La grève nationale du secteur du transport non régulier est bel et bien maintenue pour le 27 avril. L’annonce a été confirmée sur Express FM par Moez Sellami, président de la Chambre nationale des chauffeurs de taxis individuels et vice-président de la Fédération nationale du transport. Le mouvement intervient dans un climat de rupture avec les autorités, sur fond de non-application d’accords signés et de revendications restées sans suite.
Une grève maintenue malgré les appels au dialogue
Selon Moez Sellami, la décision de maintenir la grève découle directement du non-respect de l’accord signé le 22 janvier 2026 entre les représentants du secteur et les autorités de tutelle. Plusieurs engagements contenus dans ce compromis n’auraient, à ce jour, pas été appliqués.
Cette mobilisation devrait toucher plusieurs segments du transport non régulier, avec un impact attendu sur les déplacements quotidiens à travers le pays. Les professionnels parlent d’un point de rupture, estimant que les promesses faites n’ont pas été suivies de mesures concrètes.
Des réformes réglementaires toujours bloquées
Au centre des revendications figure la révision de la loi n°2004-33 du 19 avril 2004, encadrant le transport terrestre. Initialement prévue pour mars 2026, cette réforme est jugée urgente par les professionnels, qui estiment que le texte ne correspond plus aux réalités actuelles du secteur.
Autre dossier sensible : les cahiers des charges des stations de louage. Une nouvelle version avait été annoncée, mais elle n’a toujours pas été officiellement adoptée ni mise en application. Ce retard entretient, selon les opérateurs, un flou juridique qui pénalise l’organisation du secteur et les conditions de travail.
Tarification et coûts : un déséquilibre dénoncé
La question de la révision des tarifs reste également au point mort. Une actualisation était attendue pour mars 2026, mais aucune mesure n’a été prise à ce jour.
Les professionnels dénoncent un écart devenu critique entre les coûts d’exploitation — notamment le carburant, l’entretien et les charges diverses — et les tarifs appliqués, jugés insuffisants pour garantir la viabilité économique de l’activité.

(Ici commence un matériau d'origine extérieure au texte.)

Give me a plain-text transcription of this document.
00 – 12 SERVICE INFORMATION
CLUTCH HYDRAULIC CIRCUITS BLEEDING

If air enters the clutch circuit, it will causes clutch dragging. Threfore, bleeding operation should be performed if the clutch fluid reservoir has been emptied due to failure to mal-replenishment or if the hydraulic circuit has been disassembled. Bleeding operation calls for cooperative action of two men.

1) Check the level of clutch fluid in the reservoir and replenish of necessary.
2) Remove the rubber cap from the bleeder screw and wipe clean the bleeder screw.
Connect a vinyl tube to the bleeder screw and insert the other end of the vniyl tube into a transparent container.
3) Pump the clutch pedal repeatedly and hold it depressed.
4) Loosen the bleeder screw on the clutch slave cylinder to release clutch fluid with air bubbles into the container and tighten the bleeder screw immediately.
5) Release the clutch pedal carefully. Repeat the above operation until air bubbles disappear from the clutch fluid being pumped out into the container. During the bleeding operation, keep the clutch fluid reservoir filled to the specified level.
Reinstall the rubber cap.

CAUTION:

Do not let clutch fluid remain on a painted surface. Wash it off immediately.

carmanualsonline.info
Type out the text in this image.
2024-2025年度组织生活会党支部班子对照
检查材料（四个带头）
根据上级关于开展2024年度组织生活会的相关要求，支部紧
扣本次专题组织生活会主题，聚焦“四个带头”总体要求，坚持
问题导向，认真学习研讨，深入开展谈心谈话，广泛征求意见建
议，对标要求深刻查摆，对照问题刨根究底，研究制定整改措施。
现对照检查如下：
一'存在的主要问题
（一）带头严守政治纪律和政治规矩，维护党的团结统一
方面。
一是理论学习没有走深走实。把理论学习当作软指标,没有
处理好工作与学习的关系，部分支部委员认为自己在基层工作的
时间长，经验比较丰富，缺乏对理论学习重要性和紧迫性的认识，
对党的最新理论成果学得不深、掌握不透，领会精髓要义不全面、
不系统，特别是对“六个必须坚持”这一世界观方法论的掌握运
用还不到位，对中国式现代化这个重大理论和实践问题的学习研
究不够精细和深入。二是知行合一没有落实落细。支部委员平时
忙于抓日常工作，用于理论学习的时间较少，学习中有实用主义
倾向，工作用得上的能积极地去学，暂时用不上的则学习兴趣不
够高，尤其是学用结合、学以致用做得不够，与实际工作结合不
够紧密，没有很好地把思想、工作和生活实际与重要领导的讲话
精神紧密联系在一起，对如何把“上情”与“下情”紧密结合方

Le débat sur les applications de transport
Parmi les points les plus controversés évoqués par Moez Sellami figure l’usage des applications de transport. Il estime que les chauffeurs de taxi utilisant ces plateformes sont aujourd’hui pénalisés, dénonçant une situation qu’il juge injuste.
Une lecture qui mérite toutefois d’être replacée dans un cadre plus large. Dans de nombreux pays, ces applications ont été conçues comme des plateformes de mise en relation destinées à des conducteurs opérant hors du cadre classique du transport réglementé. Elles ne constituent pas, à l’origine, un outil destiné aux professionnels déjà soumis à une réglementation stricte.
Dans cette perspective, l’application des règles actuelles vise à éviter un brouillage entre deux modèles distincts : d’un côté un transport public encadré, de l’autre des services flexibles reposant sur des statuts différents. L’enjeu est donc autant réglementaire qu’économique, avec la nécessité de préserver une cohérence dans l’organisation du secteur.